'Sair da China por causa de epidemia seria desistir de um sonho': o brasileiro que decidiu ficar em Wuhan apesar de surto de coronavírus
Miguel Manacero, que deixou interior paulista em agosto de 2019 para aprender mandarim na Universidade de Hubei, decidiu 'no último minuto' ficar para seguir com seus planos.

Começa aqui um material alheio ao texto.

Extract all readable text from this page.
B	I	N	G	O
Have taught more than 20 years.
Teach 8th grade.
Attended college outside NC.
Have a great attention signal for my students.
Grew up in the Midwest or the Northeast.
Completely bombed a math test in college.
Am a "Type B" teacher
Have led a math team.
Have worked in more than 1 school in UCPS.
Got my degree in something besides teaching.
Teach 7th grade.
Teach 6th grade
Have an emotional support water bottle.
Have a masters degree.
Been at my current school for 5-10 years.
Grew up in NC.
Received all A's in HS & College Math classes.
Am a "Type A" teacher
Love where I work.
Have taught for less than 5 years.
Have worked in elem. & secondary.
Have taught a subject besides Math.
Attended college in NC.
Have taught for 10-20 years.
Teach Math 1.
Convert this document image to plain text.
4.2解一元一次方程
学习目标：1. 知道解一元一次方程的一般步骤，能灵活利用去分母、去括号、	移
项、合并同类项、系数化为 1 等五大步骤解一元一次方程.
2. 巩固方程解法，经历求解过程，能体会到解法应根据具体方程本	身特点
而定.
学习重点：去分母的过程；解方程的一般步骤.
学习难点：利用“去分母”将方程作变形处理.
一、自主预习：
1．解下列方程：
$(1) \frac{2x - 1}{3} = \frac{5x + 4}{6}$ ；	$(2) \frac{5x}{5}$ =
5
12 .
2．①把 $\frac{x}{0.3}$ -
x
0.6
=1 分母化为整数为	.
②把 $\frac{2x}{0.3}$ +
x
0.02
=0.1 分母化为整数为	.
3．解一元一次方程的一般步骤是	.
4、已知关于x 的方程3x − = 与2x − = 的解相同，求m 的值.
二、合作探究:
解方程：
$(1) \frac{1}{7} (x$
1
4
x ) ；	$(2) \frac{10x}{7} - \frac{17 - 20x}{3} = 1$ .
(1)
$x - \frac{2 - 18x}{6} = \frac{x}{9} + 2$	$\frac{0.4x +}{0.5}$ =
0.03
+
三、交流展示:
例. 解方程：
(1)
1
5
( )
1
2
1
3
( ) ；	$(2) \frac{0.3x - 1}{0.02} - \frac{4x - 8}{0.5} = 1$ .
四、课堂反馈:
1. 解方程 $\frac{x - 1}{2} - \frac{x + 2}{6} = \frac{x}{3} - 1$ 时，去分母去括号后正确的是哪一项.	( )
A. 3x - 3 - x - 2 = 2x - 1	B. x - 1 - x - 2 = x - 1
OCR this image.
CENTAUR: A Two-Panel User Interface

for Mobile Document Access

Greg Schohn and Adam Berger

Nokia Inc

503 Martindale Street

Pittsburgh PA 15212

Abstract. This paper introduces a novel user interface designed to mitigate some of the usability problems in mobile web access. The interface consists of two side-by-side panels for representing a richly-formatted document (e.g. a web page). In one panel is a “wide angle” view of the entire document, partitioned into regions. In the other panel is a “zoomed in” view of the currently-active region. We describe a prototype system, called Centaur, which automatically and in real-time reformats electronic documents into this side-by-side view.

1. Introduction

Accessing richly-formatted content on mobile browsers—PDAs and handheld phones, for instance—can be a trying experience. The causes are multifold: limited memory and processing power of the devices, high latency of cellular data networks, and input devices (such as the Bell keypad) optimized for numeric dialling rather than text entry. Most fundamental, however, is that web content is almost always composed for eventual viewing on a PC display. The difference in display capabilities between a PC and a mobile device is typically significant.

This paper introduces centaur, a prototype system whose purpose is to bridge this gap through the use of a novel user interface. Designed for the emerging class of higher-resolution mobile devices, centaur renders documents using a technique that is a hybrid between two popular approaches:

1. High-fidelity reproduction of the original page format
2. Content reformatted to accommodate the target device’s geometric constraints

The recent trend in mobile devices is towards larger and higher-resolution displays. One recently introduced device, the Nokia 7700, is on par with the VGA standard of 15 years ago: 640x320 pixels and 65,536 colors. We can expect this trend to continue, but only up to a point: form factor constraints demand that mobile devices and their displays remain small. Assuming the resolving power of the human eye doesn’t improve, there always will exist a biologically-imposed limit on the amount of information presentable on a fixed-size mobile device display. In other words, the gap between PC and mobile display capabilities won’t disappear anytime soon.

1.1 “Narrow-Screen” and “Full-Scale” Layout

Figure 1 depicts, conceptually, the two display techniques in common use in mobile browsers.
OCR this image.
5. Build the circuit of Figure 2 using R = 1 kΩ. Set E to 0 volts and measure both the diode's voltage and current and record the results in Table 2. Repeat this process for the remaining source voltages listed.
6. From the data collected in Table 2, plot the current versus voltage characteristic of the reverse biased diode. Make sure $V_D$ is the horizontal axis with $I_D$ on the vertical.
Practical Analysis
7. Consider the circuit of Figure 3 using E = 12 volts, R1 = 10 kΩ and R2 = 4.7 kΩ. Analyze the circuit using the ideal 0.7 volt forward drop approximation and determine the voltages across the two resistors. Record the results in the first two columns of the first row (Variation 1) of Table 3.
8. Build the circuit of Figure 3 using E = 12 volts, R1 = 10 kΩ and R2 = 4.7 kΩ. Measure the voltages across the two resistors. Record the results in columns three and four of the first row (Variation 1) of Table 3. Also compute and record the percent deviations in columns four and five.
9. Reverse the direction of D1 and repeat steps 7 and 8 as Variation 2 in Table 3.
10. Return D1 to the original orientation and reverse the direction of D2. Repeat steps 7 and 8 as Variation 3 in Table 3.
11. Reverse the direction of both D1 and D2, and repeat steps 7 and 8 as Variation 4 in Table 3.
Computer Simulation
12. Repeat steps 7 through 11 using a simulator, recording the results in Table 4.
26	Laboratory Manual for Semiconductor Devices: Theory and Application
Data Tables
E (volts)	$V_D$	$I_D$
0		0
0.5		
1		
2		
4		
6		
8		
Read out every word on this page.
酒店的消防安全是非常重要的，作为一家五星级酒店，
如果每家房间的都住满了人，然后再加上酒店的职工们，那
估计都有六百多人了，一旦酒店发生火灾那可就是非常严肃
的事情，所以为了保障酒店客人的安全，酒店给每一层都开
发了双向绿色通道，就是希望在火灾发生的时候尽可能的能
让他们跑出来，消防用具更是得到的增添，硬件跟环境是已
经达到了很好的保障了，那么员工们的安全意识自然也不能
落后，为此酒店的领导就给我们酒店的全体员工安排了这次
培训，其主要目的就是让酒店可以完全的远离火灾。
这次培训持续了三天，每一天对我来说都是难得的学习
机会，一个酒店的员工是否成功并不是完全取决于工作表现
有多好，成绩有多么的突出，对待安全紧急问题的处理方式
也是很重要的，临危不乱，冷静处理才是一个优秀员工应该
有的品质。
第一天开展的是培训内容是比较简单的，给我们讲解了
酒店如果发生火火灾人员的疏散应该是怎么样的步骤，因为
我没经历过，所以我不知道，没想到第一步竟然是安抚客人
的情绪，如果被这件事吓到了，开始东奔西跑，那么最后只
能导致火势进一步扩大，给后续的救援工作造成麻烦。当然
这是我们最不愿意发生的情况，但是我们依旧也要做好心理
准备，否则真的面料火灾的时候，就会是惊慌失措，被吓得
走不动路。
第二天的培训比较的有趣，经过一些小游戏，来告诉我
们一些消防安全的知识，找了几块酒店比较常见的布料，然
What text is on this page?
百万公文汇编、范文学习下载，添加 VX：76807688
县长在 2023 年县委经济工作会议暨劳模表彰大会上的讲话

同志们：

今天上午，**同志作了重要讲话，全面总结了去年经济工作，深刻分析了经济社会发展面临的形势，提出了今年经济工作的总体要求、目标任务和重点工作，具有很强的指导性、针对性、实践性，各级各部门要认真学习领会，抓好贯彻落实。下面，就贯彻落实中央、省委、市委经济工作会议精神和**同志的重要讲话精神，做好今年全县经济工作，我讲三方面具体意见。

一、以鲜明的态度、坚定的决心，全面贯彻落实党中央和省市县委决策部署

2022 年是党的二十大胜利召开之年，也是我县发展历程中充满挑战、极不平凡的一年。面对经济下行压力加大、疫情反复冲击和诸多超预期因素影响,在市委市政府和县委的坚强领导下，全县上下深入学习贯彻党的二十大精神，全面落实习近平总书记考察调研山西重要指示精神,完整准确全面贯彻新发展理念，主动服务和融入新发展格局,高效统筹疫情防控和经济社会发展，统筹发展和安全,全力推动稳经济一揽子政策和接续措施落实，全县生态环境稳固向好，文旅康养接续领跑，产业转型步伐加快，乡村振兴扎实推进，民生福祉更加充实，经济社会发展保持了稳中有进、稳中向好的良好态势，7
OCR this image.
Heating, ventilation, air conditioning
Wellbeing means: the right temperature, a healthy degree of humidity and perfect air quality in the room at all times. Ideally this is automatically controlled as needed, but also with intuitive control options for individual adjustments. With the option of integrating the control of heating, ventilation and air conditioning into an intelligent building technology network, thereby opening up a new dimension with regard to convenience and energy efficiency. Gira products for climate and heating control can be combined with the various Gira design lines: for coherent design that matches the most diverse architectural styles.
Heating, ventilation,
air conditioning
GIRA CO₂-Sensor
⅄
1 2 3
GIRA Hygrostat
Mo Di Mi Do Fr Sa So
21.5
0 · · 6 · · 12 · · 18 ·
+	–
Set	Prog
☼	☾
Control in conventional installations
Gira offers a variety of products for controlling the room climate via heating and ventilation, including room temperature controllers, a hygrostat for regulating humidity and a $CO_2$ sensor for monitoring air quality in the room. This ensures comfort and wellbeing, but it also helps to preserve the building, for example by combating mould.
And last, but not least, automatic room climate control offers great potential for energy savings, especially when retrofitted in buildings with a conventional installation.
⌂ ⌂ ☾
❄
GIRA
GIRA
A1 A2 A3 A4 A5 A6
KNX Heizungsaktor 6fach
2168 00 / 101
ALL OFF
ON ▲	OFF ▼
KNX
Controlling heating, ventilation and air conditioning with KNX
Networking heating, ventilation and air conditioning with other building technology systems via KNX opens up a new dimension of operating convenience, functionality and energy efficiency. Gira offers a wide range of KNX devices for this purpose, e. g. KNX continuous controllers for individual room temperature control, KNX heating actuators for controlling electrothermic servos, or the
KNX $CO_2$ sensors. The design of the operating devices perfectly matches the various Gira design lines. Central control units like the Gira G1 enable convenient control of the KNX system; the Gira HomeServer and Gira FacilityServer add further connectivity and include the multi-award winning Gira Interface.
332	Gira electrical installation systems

Deixar a cidade de Wuhan, capital da província de Hubei na China — epicentro do surto do novo coronavírus — se tornou uma emergência para os brasileiros e outros milhares de estrangeiros imersos em uma crise de saúde global que ainda está longe do fim. Mas para o estudante Miguel Manacero, de 18 anos, embarcar no avião da Força Aérea Brasileira que levou de volta ao Brasil 34 brasileiros significava abandonar "o sonho chinês" alimentado desde a infância.
"Voltando para o Brasil eu estaria abrindo mão de um sonho", conta Mancero à BBC News Brasil. "Não foi fácil ficar aqui (…) eu não tinha certeza do que eu ia fazer até o último minuto, que foi quando eu decidi ficar."
Miguel Manacero deixou a cidade de Guapiaçu no interior paulista em agosto do ano passado para aprender mandarim na Universidade de Hubei, idioma que ele começou a estudar aos 12 anos. O interesse pela China surgiu com o kung fu, arte marcial que ele pratica desde a infância. "Meu sonho começou quando eu tinha nove anos e comecei a ter contato com a China por meio do kung fu", relata.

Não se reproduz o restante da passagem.